Au début du projet, c’est plutôt l’architecture qui l’intéresse. « Tout a commencé quand j’ai reçu une circulaire pour une compagnie de meubles de luxe », explique-t-elle, « pleine de photos de chalets avec des fenêtres immenses pis des beaux divans. » Elle se met alors en tête de dessiner ce genre de décor. « C’est avec Les deuxièmes que j’ai appris à faire de la perspective ! » Mais quand elle y repense aujourd’hui, Zviane se dit qu’elle a coupé les coins ronds. « Je pense que j’aurais pu aller beaucoup plus loin, avec le design du chalet. » Qu’à cela ne tienne. Le livre remporte tout de même le Grand prix de la ville de Québec, en plus de lui valoir un Joe Shuster Award.
De son côté, Sophie Bédard a déjà terminé deux tomes de Glorieux printemps et continue de publier de nouveaux chapitres sur son blogue à raison d’à peu près un par mois. « Rendu au troisième tome, je savais un peu plus où je m’en allais avec ça », raconte Sophie. Sa série récolte de multiples nominations aux Prix Bédélys et Bédéis Causa et, même si elle ne remporte rien, ça ne semble pas affecter son moral. Elle se présente au Salon du livre de Québec armée d’un ukulélé que Zviane lui a prêté et chante durant toute la semaine son légendaire succès « c’est l’fun Québec/Québec c’est l’fun. »

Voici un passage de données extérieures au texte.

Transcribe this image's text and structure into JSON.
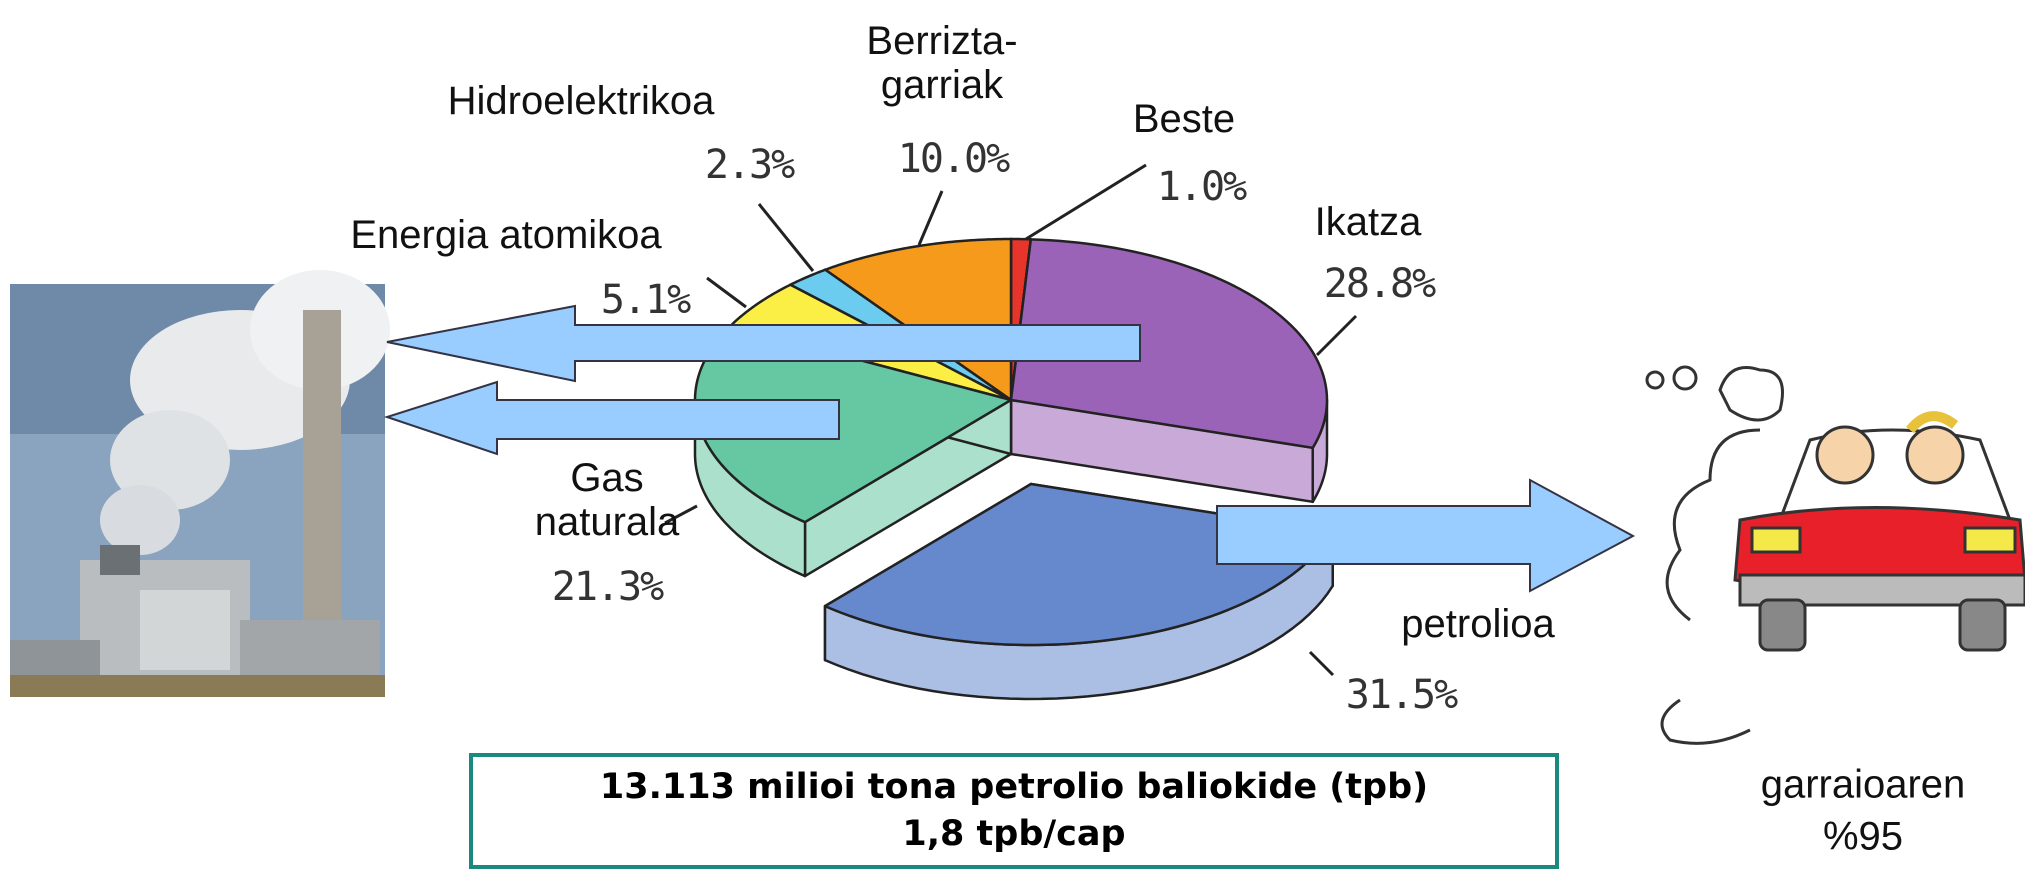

Mais ce sourire radieux cache, bien évidemment, une profonde souffrance. « J’étais en train de me scrapper le bras », se rappelle-t-elle, « et je considérais un retour aux études parce que je croyais que je ne pourrais plus jamais dessiner. » À 22 ans, la jeune Sophie Bédard pense à ranger ses crayons pour de bon. « Tout le monde me faisait des suggestions, me proposait des solutions… et j’ai fait tout ce qu’il fallait faire physiquement avant de me rendre compte que mon problème était psychosomatique. » Mais tsé, elle venait aussi de dessiner trois livres en deux ans.
Francis Desharnais et Pierre Bouchard, pour leur part, terminent la trilogie des Motel Galactic avec un ultime épisode intitulé Comme dans le temps dans lequel le Pierre Bouchard du futur ramène finalement le Pierre Bouchard du passé jusqu’à son époque – qui s’adonne à être notre présent. Si vous n’avez pas lu les livres, peut-être que c’est un peu dur à suivre. Mais toujours est-il que, pour célébrer ça, Luc décide de fabriquer une quarantaine de coffrets de bois qui sont peints à la main par Pierre. Ceux-ci sont dévoilés au public lors d’une exposition organisée à la galerie Morgan Bridge, à Québec. Gros party. Tout le monde est là.
C’est aussi en 2013 que Pow Pow publie pour la première fois un p’tit jeune du nom de Guy Delisle. Croquis de Québec rassemble, comme son titre l’indique, les dessins réalisés par l’auteur de Pyongyang dans le cadre d’une résidence dans sa ville natale. « C’est Thomas-Louis Côté du Festival de bande dessinée de Québec qui m’a proposé de publier ce livre-là », m’explique Luc. « Guy est un auteur à surveiller », m’annonce-t-il sur un ton prophétique, « je pense qu’il va aller loin. » Seul l’avenir nous le dira.